HABER MERKEZİ
Şengal denilince çoğumuzun aklına Ezidi halkı ve Ezidi kadınları gelir. Biraz daha düşününce yakın zamanda DAİŞ’in Ezidi halkı üzerinde gerçekleştirmek istediği ferman ve Ezidi kadınlarının kaçırılıp köle pazarlarında satılışı. Sadece bunlar değil KDP’nin Şengal’i bırakışı ve Şengal halkı, kadınları ve HPG savaşçılarının geliştirdiği direniş gelir akıllara.
Ezidi halkı Kürt toplumunun köklü tarihinin en derin parçasıdır. DAİŞ Şengal’e saldırırken bunun farkındaydı. Osmanlı’dan hatta daha derin bir tarihten bu yana Ezidi halkının karşı karşıya kaldığı fermanlara bir yenisini ekleyerek Şengal halkının iradesini kırabileceğini düşündü. Oysa Edulê ve Derweş’leri olan bu halkının yiğit kadın ve erkeklerini hesaba katmamışlardı. Şengal’i farklı yollarla yine işgalci TC çetelerine vermenin hesabı yapılırken DAİŞ tarafından kaçırılan Kürt kadınlarını hatırlamakta fayda var.
DAİŞ yüzlerce Ezidi kadının kaçırmış, köle pazarlarında satmış, tecavüz etmişti. Bir çok Ezidi kadın ve çocuğa, inanç özgürlüğü tabii ki tanınmamıştı. Dünya’nın en vahşi terör örgütü ve bu terör örgütünün besleyicisi olan TC’den başka bir şey beklemek anlamsız olurdu zaten.

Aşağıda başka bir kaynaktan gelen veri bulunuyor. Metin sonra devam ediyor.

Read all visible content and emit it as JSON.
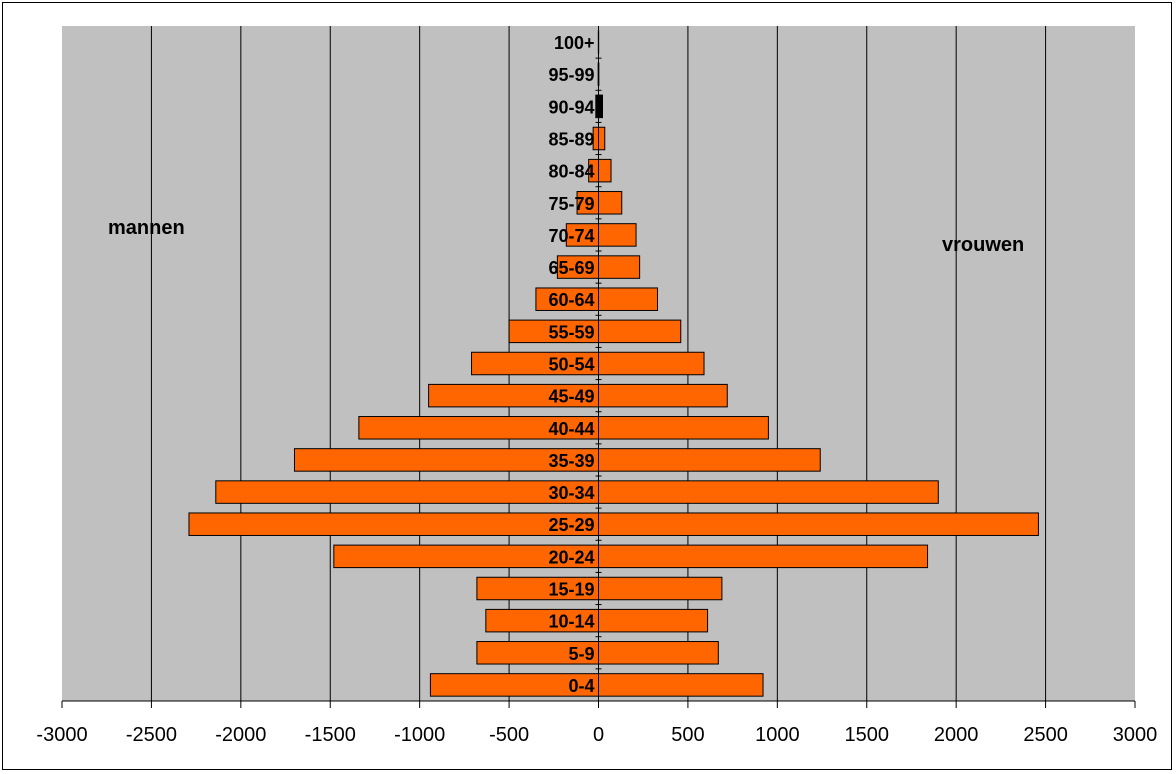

Düşman yine düşmanlığını yaparken, Şengal’i bırakıp kaçan KDP 21 yüzyıl’ın Beko’su olarak akıllarımıza kazınmıştı.
2014 yılında DAİŞ’in Şengal’e saldırısı sonrası birçok Ezidi kadın kaçırılmıştı. Bu kadınlardan bir kaç tanesinin anlatımlarına yer vermek istiyorum;
Kaçırılan Ezidi kadınlardan biri yaşadıkları şöyle anlatıyor, “Eğer ben ölürsem çocuklarım daha da kötü şeyler görecekti. Yaşadığımız tecavüz ve işkencelere çocuklarım için dayandım. Yaşadığımız vahşetin bile aşamaları vardı. Tüm Êzidî kadınları tek tek Arap erkeklerine satıyorlardı. Beni satın alan kişi, zorla tecavüz etti. Bazen 10 erkek bir kadını birlikte satın alarak, tecavüz edebiliyordu. Sağır ve dilsiz bir Şengalli vardı. Konuşamıyor ve sürekli ağlıyordu. Yaşadıklarını elleriyle anlatırken ölümü sanki tarif ediyordu bize. O kadar kötü o kadar çekilmezdi.”

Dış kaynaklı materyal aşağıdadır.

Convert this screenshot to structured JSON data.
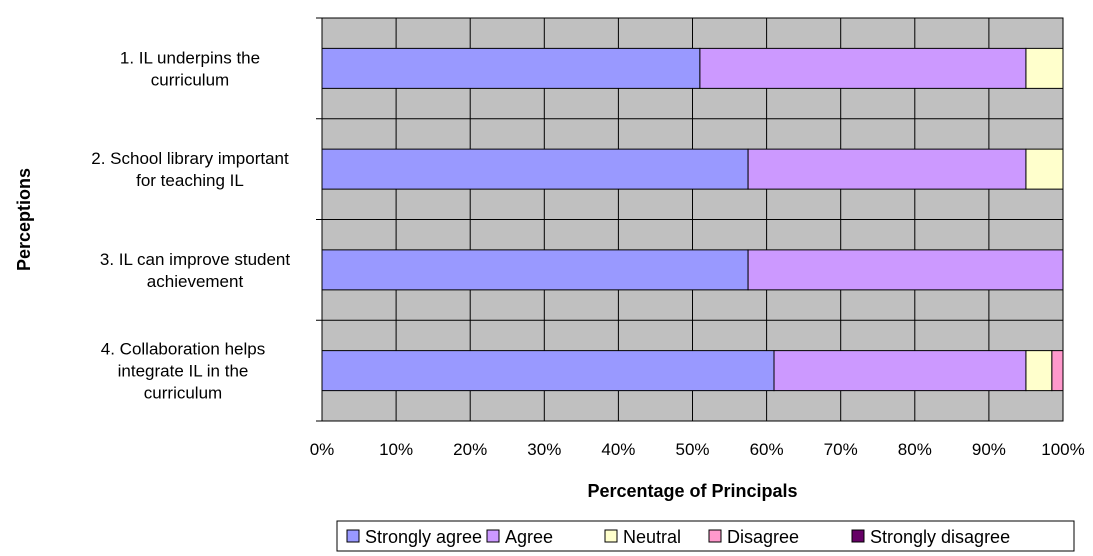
{
  "chart_data": {
    "type": "bar",
    "orientation": "horizontal",
    "stacked": true,
    "percent_stacked": true,
    "categories": [
      [
        "1. IL underpins the",
        "curriculum"
      ],
      [
        "2. School library important",
        "for teaching IL"
      ],
      [
        "3. IL can improve student",
        "achievement"
      ],
      [
        "4. Collaboration helps",
        "integrate IL in the",
        "curriculum"
      ]
    ],
    "series": [
      {
        "name": "Strongly agree",
        "color": "#9999ff",
        "values": [
          51,
          57.5,
          57.5,
          61
        ]
      },
      {
        "name": "Agree",
        "color": "#cc99ff",
        "values": [
          44,
          37.5,
          42.5,
          34
        ]
      },
      {
        "name": "Neutral",
        "color": "#ffffcc",
        "values": [
          5,
          5,
          0,
          3.5
        ]
      },
      {
        "name": "Disagree",
        "color": "#ff99cc",
        "values": [
          0,
          0,
          0,
          1.5
        ]
      },
      {
        "name": "Strongly disagree",
        "color": "#660066",
        "values": [
          0,
          0,
          0,
          0
        ]
      }
    ],
    "xlabel": "Percentage of Principals",
    "ylabel": "Perceptions",
    "xlim": [
      0,
      100
    ],
    "xticks": [
      "0%",
      "10%",
      "20%",
      "30%",
      "40%",
      "50%",
      "60%",
      "70%",
      "80%",
      "90%",
      "100%"
    ],
    "plot_background": "#c0c0c0",
    "grid": true,
    "legend_position": "bottom"
  }
}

Köle pazarlarında satılan ve defalarca tecavüze uğrayan Ezidi kadın yaşadıklarını şu sözlerle dile getiriyor, “Evlenmemiş kızları alarak daha pahalıya pazarlarda sattılar. Evli olan ve çocukları olanları da daha ucuz fiyata Araplara ya da çetelere sattılar. 20 gün aç ve susuz tutulduğumuz Rakka’da daha sonra Kesrê Mihrab köyünde 2 ay boyunca toplu bir yerde bekletildik. Her gün DAİŞ üyeleri gelip kendilerine beğendiklerini alıp götürüyorlardı. Beni de Rus kökenli Ebu Muhammed adında çete üyesi satın aldı ve Sitthiştin’a götürdü”

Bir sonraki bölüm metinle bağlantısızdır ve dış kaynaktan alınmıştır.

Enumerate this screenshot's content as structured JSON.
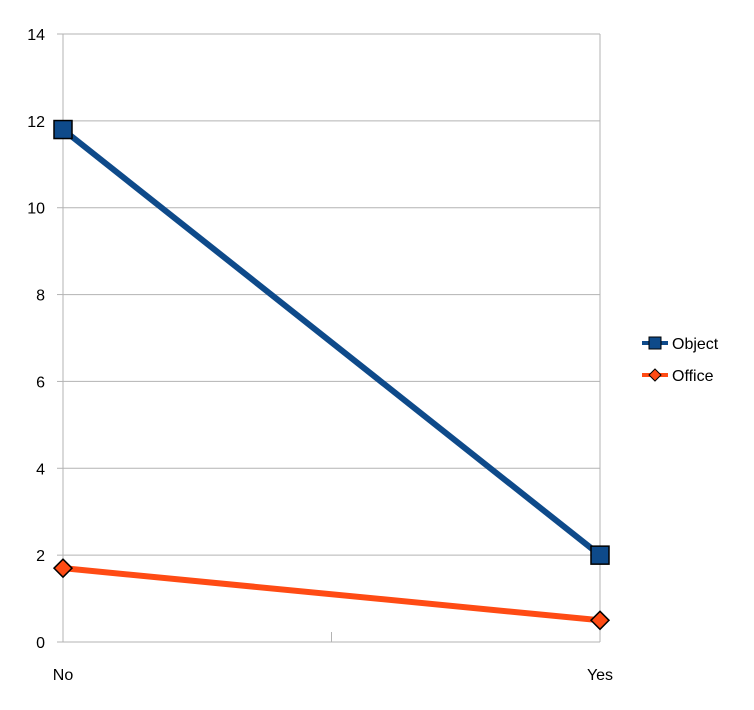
{
  "chart_data": {
    "type": "line",
    "categories": [
      "No",
      "Yes"
    ],
    "series": [
      {
        "name": "Object",
        "values": [
          11.8,
          2.0
        ],
        "color": "#0e4a8a",
        "marker": "square"
      },
      {
        "name": "Office",
        "values": [
          1.7,
          0.5
        ],
        "color": "#ff4b14",
        "marker": "diamond"
      }
    ],
    "ylim": [
      0,
      14
    ],
    "yticks": [
      0,
      2,
      4,
      6,
      8,
      10,
      12,
      14
    ],
    "title": "",
    "xlabel": "",
    "ylabel": "",
    "grid": "horizontal",
    "legend_position": "right"
  }
}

Kadınların her anlamda tecavüze maruz bırakıldığı bir dönemde Şengal’den kaçanlar şimdi Şengal üzerinde hak ve söz sahibi olduklarını sanıyorlar. Ezidi halkı yüzyıllarca birçok fermanla yüz yüze kalmış ve son fermandan sonra kendilerini yönetme, kendi öz savunmalarını alma hakkını kazanmışlardır. HPG gerillalarının desteği ile bu haklarını kazanan Ezidi halkı ve kadınları dışında kimsenin söz hakkı olmadığını bir kez daha belirtmekte fayda vardır. Ezidi halkı katliamla yüz yüzeyken, Ezidi kadınları tecavüe maruz bırakılırken konuşmayanlar şimdi de konuşmasınlar, Şengal toprakları uğruna bedel ödeyen Şengal halkının ve Ezidi kadınlarındır. Şengal’i bırakıp arkasına bakmadan kaçanların değil!